Les Philippines constituent un pilier essentiel du déploiement US en Asie orientale. Le président Duterte peut-il couper ce cordon ombilical ?
En quelques semaines, le président philippin Rigoberto Duterte a multiplié les déclarations provocatrices envers Washington. Il a traité l’ambassadeur US de « pédale » et de « fils de pute », puis il a même attribué ce dernier qualificatif à Obama lui-même. Il vient de déclarer que les États-Unis devraient se retirer de Mindanao, la grande île méridionale dont il est originaire. En revanche, Duterte multiplie les gestes d’ouverture en direction de Pékin. Il refuse pour l’heure d’utiliser le jugement de la Cour de justice internationale reconnaissant la souveraineté philippine sur le récif de Scarborough, actuellement occupé par la Chine.

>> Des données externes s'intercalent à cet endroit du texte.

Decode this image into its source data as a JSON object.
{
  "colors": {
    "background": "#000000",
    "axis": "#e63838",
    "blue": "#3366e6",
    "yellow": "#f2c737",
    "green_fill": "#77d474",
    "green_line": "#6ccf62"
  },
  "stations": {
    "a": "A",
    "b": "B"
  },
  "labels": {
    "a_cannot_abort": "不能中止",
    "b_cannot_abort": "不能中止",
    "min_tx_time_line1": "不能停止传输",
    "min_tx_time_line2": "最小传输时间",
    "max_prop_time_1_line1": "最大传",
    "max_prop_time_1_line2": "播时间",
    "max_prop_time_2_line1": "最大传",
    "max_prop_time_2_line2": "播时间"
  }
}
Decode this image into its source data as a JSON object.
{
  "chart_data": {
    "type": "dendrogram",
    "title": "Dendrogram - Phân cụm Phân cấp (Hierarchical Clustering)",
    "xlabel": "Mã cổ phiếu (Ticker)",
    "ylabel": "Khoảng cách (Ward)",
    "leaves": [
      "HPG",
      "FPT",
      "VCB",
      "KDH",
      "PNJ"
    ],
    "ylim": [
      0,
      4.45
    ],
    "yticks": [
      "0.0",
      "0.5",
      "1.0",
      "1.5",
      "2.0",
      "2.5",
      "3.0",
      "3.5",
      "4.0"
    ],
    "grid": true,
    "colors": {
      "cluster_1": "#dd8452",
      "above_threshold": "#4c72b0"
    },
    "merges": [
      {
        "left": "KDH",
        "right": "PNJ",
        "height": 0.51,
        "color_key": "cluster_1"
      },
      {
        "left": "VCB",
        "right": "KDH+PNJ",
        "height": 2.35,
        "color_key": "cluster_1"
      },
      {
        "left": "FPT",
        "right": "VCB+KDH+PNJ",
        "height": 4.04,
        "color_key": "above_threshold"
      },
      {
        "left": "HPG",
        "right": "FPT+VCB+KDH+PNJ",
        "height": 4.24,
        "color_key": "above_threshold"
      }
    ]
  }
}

Il invite cette dernière à investir massivement dans son pays…
Rigoberto Duterte est-il simplement engagé dans une partie de poker menteur, agitant l’épouvantail chinois afin d’obtenir le maximum de concessions de la part des USA, puissance tutélaire ? Ou envisage-t-il réellement de remettre en question les alignements stratégiques dans cette partie du monde ? Et d’abord sait-il vraiment ce qu’il veut ou navigue-t-il à vue dans des eaux asiatiques de plus en plus agitées ? La question ne devrait pas se poser tant les enjeux régionaux et nationaux sont importants.
S’il y a néanmoins place pour le doute, c’est que le nouveau président philippin est un homme pressé et, dit-on, « pragmatique ». Il s’est fait triomphalement élire par le petit peuple, mais aussi par les élites, en promettant de changer radicalement les choses dans les trois à six mois. Il serait homme d’action alors que la précédente administration était tout à la fois impotente, incompétente et corrompue.
Guerre de mouvement...
La « guerre à la drogue » a été engagée dès son élection assurée. Les drogués et dealers, a-t-il expliqué, ne sont plus des êtres humains, et ne méritent donc pas que l’on respecte leurs droits humains. En trois mois, quelque trois mille suspects ont été sommairement abattus, essentiellement par la police ou par des escadrons de la mort. Des centaines de milliers de personnes se sont rendues pour éviter d’être exécutées. La « guerre à la drogue » risque cependant de s’enliser, de devenir une « guerre sans fin ». Duterte vient d’annoncer qu’il lui faut la prolonger de six mois encore.
Des négociations de paix sont engagées avec le PCC (mao-stalinien). D’autres sont annoncées à Mindanao avec diverses organisations musulmanes ou « indigènes » (les montagnards), mais nul ne peut espérer une issue à la fois favorable et rapide. Or, Duterte ne peut pas se permettre un immobilisme qui donnerait l’occasion à nombre de ses actuels « amis » de se retourner contre lui. Pour survivre, il mène une guerre de mouvement.
Un afflux massif de capitaux chinois permettrait à Duterte de prendre l’initiative sur un nouveau front : l’investissement, les grands travaux, l’emploi… L’idée est tentante, mais risquée. Barack Obama a déjà clairement exprimé son exaspération en annulant un rendez-vous avec le président philippin. L’élite philippine a d’étroits liens historiques avec les États-Unis, ancienne puissance coloniale. L’armée aussi... La 7e flotte US utilise les installations portuaires de l’archipel.
Pour les États-Unis, au sud-ouest du Japon, aucun pays ne peut donc remplacer les Philippines. Gardons-nous aujourd’hui de tout pronostic, mais dans les mois qui viennent, l’actualité philippine va devenir une actualité mondiale.